Texans are still assessing the fallout from Hurricane Ike: $16 billion in damages and at least 10 dead there, with both numbers expected to grow. Millions of people face shortages of food, water and gasoline. It could be weeks before power is restored to Houston, even longer before the 1.2 million who fled the storm can return to their homes.
Getting their lives and communities back together will be a long, hard struggle.
Chicagoland residents aren’t accustomed to worrying about tropical downpours in September, but they got a watered-down taste of that medicine over the weekend as the remnants of Ike blew across Cook County. More than 100 billion gallons of water fell on the region, and quite a bit of it ended up in basements that have never taken on water in a storm. Thousands were forced from their homes, and they’ll have quite a mess to clean up when they’re finally allowed to return.
We, fortunately, saw the milder side of Ike. We also got a soggy reminder of the need for more flood-control measures to offset the effects of covering flood plains and marshes with asphalt.

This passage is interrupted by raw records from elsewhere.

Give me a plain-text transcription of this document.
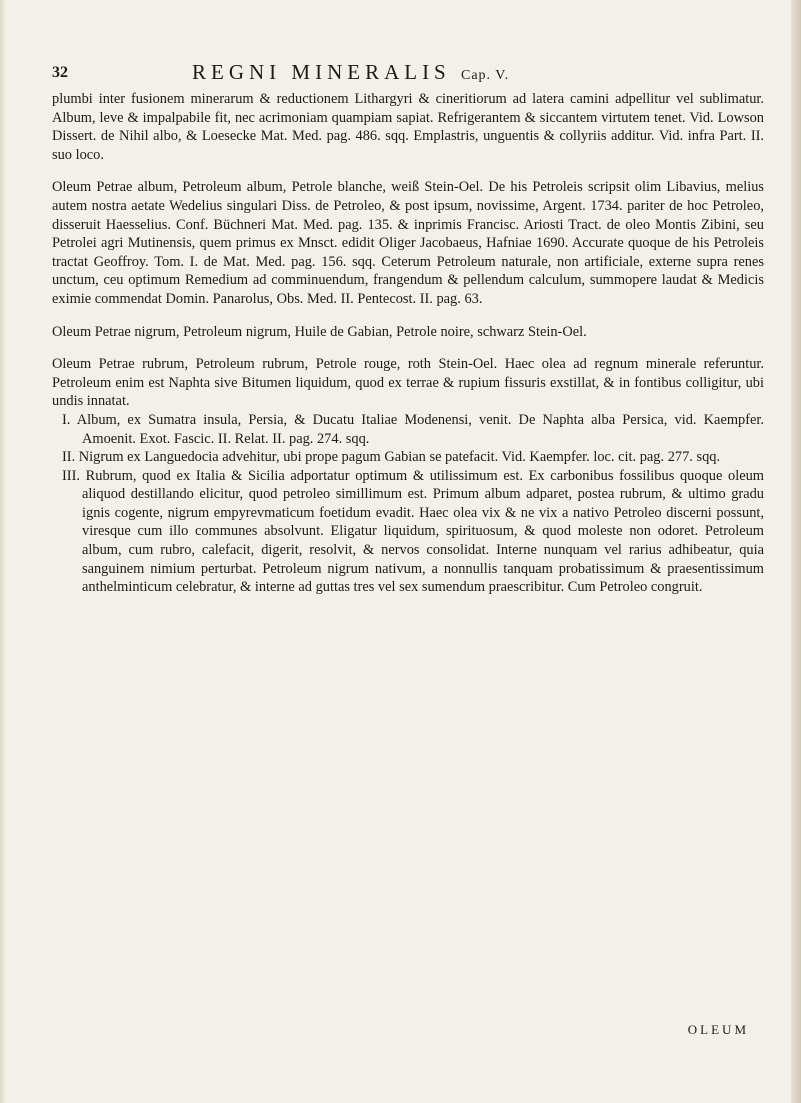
32	REGNI MINERALIS Cap. V.

plumbi inter fusionem minerarum & reductionem Lithargyri & cineritiorum ad latera camini adpellitur vel sublimatur. Album, leve & impalpabile fit, nec acrimoniam quampiam sapiat. Refrigerantem & siccantem virtutem tenet. Vid. Lowson Dissert. de Nihil albo, & Loesecke Mat. Med. pag. 486. sqq. Emplastris, unguentis & collyriis additur. Vid. infra Part. II. suo loco.

Oleum Petrae album, Petroleum album, Petrole blanche, weiß Stein-Oel. De his Petroleis scripsit olim Libavius, melius autem nostra aetate Wedelius singulari Diss. de Petroleo, & post ipsum, novissime, Argent. 1734. pariter de hoc Petroleo, disseruit Haesselius. Conf. Büchneri Mat. Med. pag. 135. & inprimis Francisc. Ariosti Tract. de oleo Montis Zibini, seu Petrolei agri Mutinensis, quem primus ex Mnsct. edidit Oliger Jacobaeus, Hafniae 1690. Accurate quoque de his Petroleis tractat Geoffroy. Tom. I. de Mat. Med. pag. 156. sqq. Ceterum Petroleum naturale, non artificiale, externe supra renes unctum, ceu optimum Remedium ad comminuendum, frangendum & pellendum calculum, summopere laudat & Medicis eximie commendat Domin. Panarolus, Obs. Med. II. Pentecost. II. pag. 63.

Oleum Petrae nigrum, Petroleum nigrum, Huile de Gabian, Petrole noire, schwarz Stein-Oel.

Oleum Petrae rubrum, Petroleum rubrum, Petrole rouge, roth Stein-Oel. Haec olea ad regnum minerale referuntur. Petroleum enim est Naphta sive Bitumen liquidum, quod ex terrae & rupium fissuris exstillat, & in fontibus colligitur, ubi undis innatat.

I. Album, ex Sumatra insula, Persia, & Ducatu Italiae Modenensi, venit. De Naphta alba Persica, vid. Kaempfer. Amoenit. Exot. Fascic. II. Relat. II. pag. 274. sqq.

II. Nigrum ex Languedocia advehitur, ubi prope pagum Gabian se patefacit. Vid. Kaempfer. loc. cit. pag. 277. sqq.

III. Rubrum, quod ex Italia & Sicilia adportatur optimum & utilissimum est. Ex carbonibus fossilibus quoque oleum aliquod destillando elicitur, quod petroleo simillimum est. Primum album adparet, postea rubrum, & ultimo gradu ignis cogente, nigrum empyrevmaticum foetidum evadit. Haec olea vix & ne vix a nativo Petroleo discerni possunt, viresque cum illo communes absolvunt. Eligatur liquidum, spirituosum, & quod moleste non odoret. Petroleum album, cum rubro, calefacit, digerit, resolvit, & nervos consolidat. Interne nunquam vel rarius adhibeatur, quia sanguinem nimium perturbat. Petroleum nigrum nativum, a nonnullis tanquam probatissimum & praesentissimum anthelminticum celebratur, & interne ad guttas tres vel sex sumendum praescribitur. Cum Petroleo congruit.

OLEUM
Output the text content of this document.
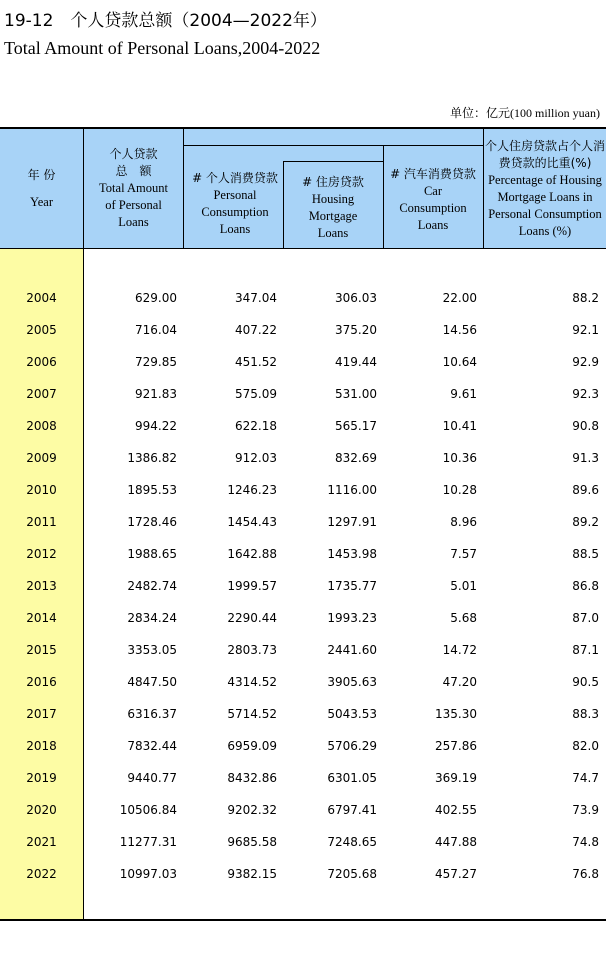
19-12　个人贷款总额（2004—2022年）
Total Amount of Personal Loans,2004-2022
单位：亿元(100 million yuan)
年 份
Year
个人贷款
总　额
Total Amount of Personal Loans
# 个人消费贷款
Personal Consumption Loans
# 住房贷款
Housing Mortgage Loans
# 汽车消费贷款
Car Consumption Loans
个人住房贷款占个人消费贷款的比重(%)
Percentage of Housing Mortgage Loans in Personal Consumption Loans (%)
2004	629.00	347.04	306.03	22.00	88.2
2005	716.04	407.22	375.20	14.56	92.1
2006	729.85	451.52	419.44	10.64	92.9
2007	921.83	575.09	531.00	9.61	92.3
2008	994.22	622.18	565.17	10.41	90.8
2009	1386.82	912.03	832.69	10.36	91.3
2010	1895.53	1246.23	1116.00	10.28	89.6
2011	1728.46	1454.43	1297.91	8.96	89.2
2012	1988.65	1642.88	1453.98	7.57	88.5
2013	2482.74	1999.57	1735.77	5.01	86.8
2014	2834.24	2290.44	1993.23	5.68	87.0
2015	3353.05	2803.73	2441.60	14.72	87.1
2016	4847.50	4314.52	3905.63	47.20	90.5
2017	6316.37	5714.52	5043.53	135.30	88.3
2018	7832.44	6959.09	5706.29	257.86	82.0
2019	9440.77	8432.86	6301.05	369.19	74.7
2020	10506.84	9202.32	6797.41	402.55	73.9
2021	11277.31	9685.58	7248.65	447.88	74.8
2022	10997.03	9382.15	7205.68	457.27	76.8
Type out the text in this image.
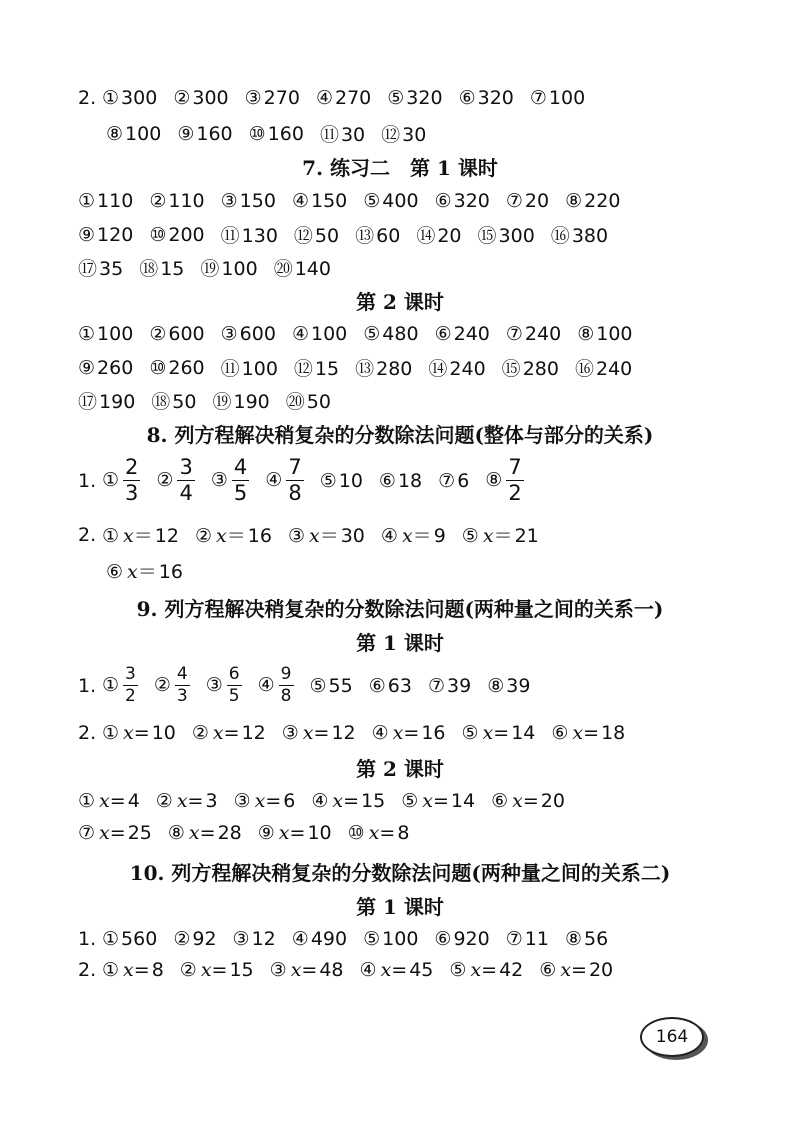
2. ① 300 ② 300 ③ 270 ④ 270 ⑤ 320 ⑥ 320 ⑦ 100
⑧ 100 ⑨ 160 ⑩ 160 ⑪ 30 ⑫ 30
7. 练习二　第 1 课时
① 110 ② 110 ③ 150 ④ 150 ⑤ 400 ⑥ 320 ⑦ 20 ⑧ 220
⑨ 120 ⑩ 200 ⑪ 130 ⑫ 50 ⑬ 60 ⑭ 20 ⑮ 300 ⑯ 380
⑰ 35 ⑱ 15 ⑲ 100 ⑳ 140
第 2 课时
① 100 ② 600 ③ 600 ④ 100 ⑤ 480 ⑥ 240 ⑦ 240 ⑧ 100
⑨ 260 ⑩ 260 ⑪ 100 ⑫ 15 ⑬ 280 ⑭ 240 ⑮ 280 ⑯ 240
⑰ 190 ⑱ 50 ⑲ 190 ⑳ 50
8. 列方程解决稍复杂的分数除法问题(整体与部分的关系)
1. ① $\frac{2}{3}$ ② $\frac{3}{4}$ ③ $\frac{4}{5}$ ④ $\frac{7}{8}$ ⑤ 10 ⑥ 18 ⑦ 6 ⑧ $\frac{7}{2}$
2. ① x＝ 12 ② x＝ 16 ③ x＝ 30 ④ x＝ 9 ⑤ x＝ 21
⑥ x＝ 16
9. 列方程解决稍复杂的分数除法问题(两种量之间的关系一)
第 1 课时
1. ① $\frac{3}{2}$ ② $\frac{4}{3}$ ③ $\frac{6}{5}$ ④ $\frac{9}{8}$ ⑤ 55 ⑥ 63 ⑦ 39 ⑧ 39
2. ① x= 10 ② x= 12 ③ x= 12 ④ x= 16 ⑤ x= 14 ⑥ x= 18
第 2 课时
① x= 4 ② x= 3 ③ x= 6 ④ x= 15 ⑤ x= 14 ⑥ x= 20
⑦ x= 25 ⑧ x= 28 ⑨ x= 10 ⑩ x= 8
10. 列方程解决稍复杂的分数除法问题(两种量之间的关系二)
第 1 课时
1. ① 560 ② 92 ③ 12 ④ 490 ⑤ 100 ⑥ 920 ⑦ 11 ⑧ 56
2. ① x= 8 ② x= 15 ③ x= 48 ④ x= 45 ⑤ x= 42 ⑥ x= 20
164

Saturday’s rainfall of 6.64 inches at O’Hare International Airport set a single-day record. The old record was 6.49 inches, set on Aug. 14, 1987, when the region was reeling from the second “100-year-rain” in two years.
Average rainfall over the area served by the Metropolitan Water Reclamation District was 6.83 inches from 1:30 p.m. Friday to 4:15 p.m. Sunday; some places got more than 9 inches. The 109-mile Deep Tunnel network and the district’s still-incomplete reservoir system were “maxed out” at the height of the rain, and pumping furiously to keep up. Flooding occurred mostly along natural waterways that overflowed their banks.
Water with no place to go ended up ankle- or knee- or even waist-deep in some communities. Homeowners reported floating appliances in their basements. In Des Plaines, young men paddled through major intersections in a canoe; in Albany Park, entire families were evacuated from their homes in inflatable boats. Roads were closed, traffic lights were out, trees and power lines were down. It’s a muddy, muddy mess out there.
Gail Emond and her husband were rousted from their condo in the ominously named village of Riverside. They grabbed the cats and moved to a motel room where they were trying, she told a reporter, “to stay calm.” Emond, though, was inclined to count her blessings.
“I’m sure other people have it worse,” she said.